The economic suffering of working families is nationwide, but I hope that it is not nearly as severe as in my home state of Michigan. It breaks my heart to drive across the Detroit area and see foreclosure signs popping up like weeds in the summer heat.

In 3 of the 4 zip codes in the area, the foreclosure rate exceeds 25% according to government statistics! The City of Detroit is already an urban Prairie with whole neighborhoods of deserted homes and empty lots. Coyotes have been seen within the City limits, along with other wildlife. But coyotes are not the only predators Detroit has seen. The City Fire Department’s pension fund is nearly bankrupt after being duped into investments by a slick Wall Street firm. City business has been up for sale to the highest briber of City Council members and other utility department heads.

It’s not only desperate in Detroit. Near Detroit’s Wayne County is Oakland County, one of the 10 wealthiest counties in the Country. Even in Oakland County the foreclosure rate is skyrocketing and challenges to property tax assessments are creating huge backlogs. Michigan is in a depression and I have to wonder how long before civil unrest begins. Hundreds of thousands of people are jobless, homeless and getting desperate – and who could blame them for being angry about yet another jobless recovery where the same multibillion dollar banking and investment firms who have ripped us all off are now being underwritten by our own tax dollars?

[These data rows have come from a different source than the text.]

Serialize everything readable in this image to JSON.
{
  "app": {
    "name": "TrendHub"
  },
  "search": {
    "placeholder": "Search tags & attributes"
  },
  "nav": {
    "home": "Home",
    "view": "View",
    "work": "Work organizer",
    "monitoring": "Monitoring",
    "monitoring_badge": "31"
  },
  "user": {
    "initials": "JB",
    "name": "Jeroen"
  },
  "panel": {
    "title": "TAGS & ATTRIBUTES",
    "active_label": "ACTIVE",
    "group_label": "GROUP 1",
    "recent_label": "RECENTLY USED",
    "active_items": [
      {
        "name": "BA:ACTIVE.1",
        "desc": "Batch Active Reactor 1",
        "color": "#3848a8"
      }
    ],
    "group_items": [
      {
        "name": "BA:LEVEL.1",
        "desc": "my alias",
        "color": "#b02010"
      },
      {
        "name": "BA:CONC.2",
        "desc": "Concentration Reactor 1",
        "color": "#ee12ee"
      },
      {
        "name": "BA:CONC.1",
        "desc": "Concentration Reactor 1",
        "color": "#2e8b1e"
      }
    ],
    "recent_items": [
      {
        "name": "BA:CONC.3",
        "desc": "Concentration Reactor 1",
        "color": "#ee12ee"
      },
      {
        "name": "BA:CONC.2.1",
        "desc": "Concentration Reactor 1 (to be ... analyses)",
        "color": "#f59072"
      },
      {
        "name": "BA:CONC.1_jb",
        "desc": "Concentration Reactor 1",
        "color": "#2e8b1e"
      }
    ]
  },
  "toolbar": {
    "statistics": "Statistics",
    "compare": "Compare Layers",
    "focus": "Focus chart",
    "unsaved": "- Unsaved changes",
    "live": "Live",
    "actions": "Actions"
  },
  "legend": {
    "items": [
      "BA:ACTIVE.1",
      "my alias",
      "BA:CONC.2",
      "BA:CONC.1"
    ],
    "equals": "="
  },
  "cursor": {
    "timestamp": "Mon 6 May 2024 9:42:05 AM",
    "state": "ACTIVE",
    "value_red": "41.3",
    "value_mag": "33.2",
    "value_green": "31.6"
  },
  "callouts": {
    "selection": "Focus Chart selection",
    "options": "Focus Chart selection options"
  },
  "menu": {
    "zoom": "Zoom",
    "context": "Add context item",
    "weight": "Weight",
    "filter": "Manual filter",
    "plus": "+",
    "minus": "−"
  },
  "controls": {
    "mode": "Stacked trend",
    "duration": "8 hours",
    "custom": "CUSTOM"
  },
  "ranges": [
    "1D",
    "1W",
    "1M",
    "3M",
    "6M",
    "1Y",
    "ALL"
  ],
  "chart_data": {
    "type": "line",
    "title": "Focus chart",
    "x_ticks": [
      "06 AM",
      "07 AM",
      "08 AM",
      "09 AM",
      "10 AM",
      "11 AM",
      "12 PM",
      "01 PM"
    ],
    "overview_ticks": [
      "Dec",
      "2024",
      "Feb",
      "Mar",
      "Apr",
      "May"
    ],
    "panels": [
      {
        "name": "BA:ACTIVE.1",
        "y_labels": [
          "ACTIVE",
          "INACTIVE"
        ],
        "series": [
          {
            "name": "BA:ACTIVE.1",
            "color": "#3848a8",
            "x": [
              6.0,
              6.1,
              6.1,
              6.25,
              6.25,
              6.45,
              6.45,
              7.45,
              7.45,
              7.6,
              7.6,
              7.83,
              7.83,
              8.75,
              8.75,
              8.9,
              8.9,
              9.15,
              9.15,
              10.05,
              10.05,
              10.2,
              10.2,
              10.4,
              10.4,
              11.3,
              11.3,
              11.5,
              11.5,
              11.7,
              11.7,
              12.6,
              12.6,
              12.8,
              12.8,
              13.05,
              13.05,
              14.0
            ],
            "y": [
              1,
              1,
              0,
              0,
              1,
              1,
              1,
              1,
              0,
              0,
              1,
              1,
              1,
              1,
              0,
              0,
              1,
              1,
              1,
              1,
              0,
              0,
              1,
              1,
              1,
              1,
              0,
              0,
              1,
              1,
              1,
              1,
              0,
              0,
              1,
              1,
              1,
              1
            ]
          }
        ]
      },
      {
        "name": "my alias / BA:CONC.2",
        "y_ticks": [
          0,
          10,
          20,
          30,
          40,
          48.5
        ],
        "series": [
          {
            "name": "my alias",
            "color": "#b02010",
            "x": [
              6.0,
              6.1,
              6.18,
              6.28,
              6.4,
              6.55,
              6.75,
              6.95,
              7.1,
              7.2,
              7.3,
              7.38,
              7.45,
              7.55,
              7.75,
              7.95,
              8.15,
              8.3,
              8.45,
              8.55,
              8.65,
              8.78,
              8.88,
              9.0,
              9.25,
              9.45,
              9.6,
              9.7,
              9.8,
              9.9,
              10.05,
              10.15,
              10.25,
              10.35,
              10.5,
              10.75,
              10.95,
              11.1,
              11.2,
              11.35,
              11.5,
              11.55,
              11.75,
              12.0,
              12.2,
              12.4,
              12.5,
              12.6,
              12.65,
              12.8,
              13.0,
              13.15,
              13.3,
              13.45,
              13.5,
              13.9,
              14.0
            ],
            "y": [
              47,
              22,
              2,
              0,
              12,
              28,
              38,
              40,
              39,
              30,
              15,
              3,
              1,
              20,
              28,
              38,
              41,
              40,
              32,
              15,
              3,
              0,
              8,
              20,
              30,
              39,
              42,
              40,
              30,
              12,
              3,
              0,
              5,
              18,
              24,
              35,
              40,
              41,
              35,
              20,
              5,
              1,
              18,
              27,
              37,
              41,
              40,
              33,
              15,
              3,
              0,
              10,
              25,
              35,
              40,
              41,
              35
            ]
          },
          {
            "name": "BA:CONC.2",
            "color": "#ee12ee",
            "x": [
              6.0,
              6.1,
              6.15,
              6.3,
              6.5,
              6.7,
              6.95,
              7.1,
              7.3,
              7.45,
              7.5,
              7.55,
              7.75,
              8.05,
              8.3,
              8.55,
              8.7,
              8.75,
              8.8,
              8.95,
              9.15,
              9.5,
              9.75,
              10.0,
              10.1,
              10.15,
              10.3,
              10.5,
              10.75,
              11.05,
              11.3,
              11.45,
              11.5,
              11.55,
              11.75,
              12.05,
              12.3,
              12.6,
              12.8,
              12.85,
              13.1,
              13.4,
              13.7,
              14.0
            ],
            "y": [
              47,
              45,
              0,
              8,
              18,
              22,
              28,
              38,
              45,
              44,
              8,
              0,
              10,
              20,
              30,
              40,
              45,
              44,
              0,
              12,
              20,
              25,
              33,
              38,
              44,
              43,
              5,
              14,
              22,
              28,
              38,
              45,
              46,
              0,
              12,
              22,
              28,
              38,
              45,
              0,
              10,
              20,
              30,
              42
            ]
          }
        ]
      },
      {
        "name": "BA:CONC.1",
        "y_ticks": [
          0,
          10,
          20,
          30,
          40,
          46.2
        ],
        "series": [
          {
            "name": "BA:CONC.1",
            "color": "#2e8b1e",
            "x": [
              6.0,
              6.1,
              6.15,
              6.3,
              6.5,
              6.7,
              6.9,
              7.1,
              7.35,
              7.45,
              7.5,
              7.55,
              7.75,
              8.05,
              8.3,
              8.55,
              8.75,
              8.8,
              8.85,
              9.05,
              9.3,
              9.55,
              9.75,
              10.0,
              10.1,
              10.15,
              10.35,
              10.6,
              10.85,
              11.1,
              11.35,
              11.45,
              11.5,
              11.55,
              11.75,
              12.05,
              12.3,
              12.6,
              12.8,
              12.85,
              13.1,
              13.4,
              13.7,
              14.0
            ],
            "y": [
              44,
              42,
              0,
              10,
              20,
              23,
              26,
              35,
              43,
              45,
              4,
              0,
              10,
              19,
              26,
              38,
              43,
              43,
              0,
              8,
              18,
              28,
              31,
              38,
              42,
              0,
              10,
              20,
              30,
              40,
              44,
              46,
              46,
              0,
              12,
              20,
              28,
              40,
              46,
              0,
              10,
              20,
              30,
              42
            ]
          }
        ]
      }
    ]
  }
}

Citibank, which charges the people of Wayne County more in interest rates than some loan sharks, is increasing the salaries of managers 50% and giving out bonuses greater than those given before the recent bust – AFTER receiving billions of dollars of tax money for a bailout! Meanwhile, Detroit is becoming the reincarnation of Batista Cuba where poverty and desperation surrounds a few oases of Casinos and yacht clubs.

I get angry just being a witness to this social injustice which is only tempered by compassion for the people who are jobless, homeless and hopeless.

Are bankers the new slave owners and is a new style of plantation emerging in the U.S.?


1929?

October 7, 2008

It’s hard for me to drive court in Detroit. I ride down Woodward Ave. through Detroit and see mile after mile of blight – deserted and burned out homes and businesses, homeless people pushing all their possessions in shopping carts. Even people who have jobs appear to be in shell shock. Who did this to our country, the richest country in the world? I drive across the bridge to Canada; surely, they have poverty too. But nothing like ours.

Detroit is in a depression – not just a recession. There are so many who need so much help. The people don’t want handouts, they just want the opportunity to get a job and support their family. They want an opportunity to have their day in Court when they suffer injustice. Their suffering is something that I can do very little about and that is frustrating. I became a lawyer to help people who are suffering… suffering from injustice. Yet I live in a society that has devolved in the last 8 years into one that is so fundamentally unjust and cruel, economically and socially, that the sheer scale of victims being created is frightening. The people are tired, hungry and feeling hopeless.

You would not believe the line for food at the Capuchin Soup Kitchen and other emergency shelters in Detroit. This is 1929, right? Not 2008?

I feel like I need to do more but I also feel overwhelmed and angry. The Detroit riots happened when I was a teenager growing up in Oak Park, which bordered Detroit. National Guardsmen patrolled the streets and you could see smoke billowing into the sky. You could hear gunfire through the night.

The economic and social injustice that the people of Detroit (and in other cities across the nation) are suffering now is as pronounced as it was then. There are whispers now in the media of an economic collapse. That collapse has already occurred among the poor and even a substantial majority of middle class families in Detroit. I can’t imagine by what grace these people are remaining civil and peaceful.
God help us if this election is stolen like the others.